L’UNESCO déclare que l’accès universel à une éducation de qualité est la clé pour construire la paix, assurer durablement le développement social et économique, et favoriser le dialogue interculturel. L’agence des Nations Unies pour l’éducation, la science et la culture promeut les logiciels libres et en source ouverte (voir les définitions en éditorial) comme une étape naturelle pour éradiquer la pauvreté et construire une société inclusive (objectifs 2030).

Les institutions d'enseignement supérieur utilisent cependant majoritairement des logiciels propriétaires, qui ne favorisent pas l’appropriation des technologies par la communauté, et qui ne garantissent pas le respect de la vie privée. Rappelons à ce point ces mots d’Edward Snowden1 :

  • « Dire que vous ne vous souciez pas du droit à la vie privée parce que vous n’avez rien à cacher n’est pas différent de dire que vous ne vous souciez pas de la liberté d’expression parce que vous n’avez rien à dire. C’est un principe profondément antisocial, car les droits ne sont pas seulement individuels, ils sont collectifs, et ce qui n’a peut-être pas de valeur pour vous aujourd’hui peut être valable pour toute une population, tout un peuple, tout le mode de vie de demain. Et si vous ne le défendez pas, alors qui le fera? »
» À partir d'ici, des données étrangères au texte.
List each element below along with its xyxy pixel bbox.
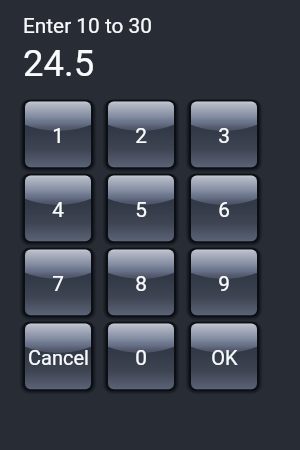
- button[interactable]: 9: [189, 248, 259, 317]
- staticText: 2: [135, 124, 147, 148]
- staticText: 6: [218, 198, 230, 222]
- button[interactable]: 1: [23, 100, 93, 169]
- staticText: 5: [135, 198, 147, 222]
- button[interactable]: 5: [106, 174, 176, 243]
- staticText: 8: [135, 272, 147, 296]
- button[interactable]: 6: [189, 174, 259, 243]
- button[interactable]: 3: [189, 100, 259, 169]
- button[interactable]: 2: [106, 100, 176, 169]
- button[interactable]: 4: [23, 174, 93, 243]
- staticText: OK: [211, 346, 238, 369]
- staticText: Cancel: [28, 346, 89, 369]
- button[interactable]: Cancel: [23, 322, 93, 391]
- button[interactable]: OK: [189, 322, 259, 391]
- staticText: 1: [52, 124, 64, 148]
- staticText: 24.5: [23, 42, 95, 85]
- staticText: 3: [218, 124, 230, 148]
- button[interactable]: 0: [106, 322, 176, 391]
- button[interactable]: 7: [23, 248, 93, 317]
- staticText: 7: [52, 272, 64, 296]
- staticText: 9: [218, 272, 230, 296]
- staticText: 4: [52, 198, 64, 222]
- staticText: 0: [135, 346, 147, 370]
- staticText: Enter 10 to 30: [23, 14, 152, 38]
- button[interactable]: 8: [106, 248, 176, 317]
Sans aborder plus avant cet enjeu, rappelons que l’acquisition seule des logiciels propriétaires pour la société québécoise se compte en millions de dollars par an, et ce uniquement pour ce qui est des universités et des cégeps (à lire au présent dossier : Ce que coûtent les logiciels « non libres » et la science « non ouverte ». Comment expliquer cet état de fait, alors même que la Loi sur la gouvernance et la gestion des ressources informationnelles des organismes publics et des entreprises du gouvernement du Québec édicte depuis 2011 que le Conseil du trésor doit « prendre les mesures requises pour que les organismes publics considèrent l’ensemble des technologies offrant un potentiel d’économies ou de bénéfices et des modèles de développement ou d’acquisition disponibles pour répondre à leurs besoins, dont les logiciels libres » (article 10.1.8), sachant que les organismes publics incluent « les collèges d’enseignement général et professionnel et les établissements d’enseignement de niveau universitaire » (article 2.4.1)? Le Conseil du trésor a aussi édité un guide de référence, un guide d'analyse de maturité [pdf], un guide d'analyse du coût total de propriété [pdf], et même une Licence Libre du Québec.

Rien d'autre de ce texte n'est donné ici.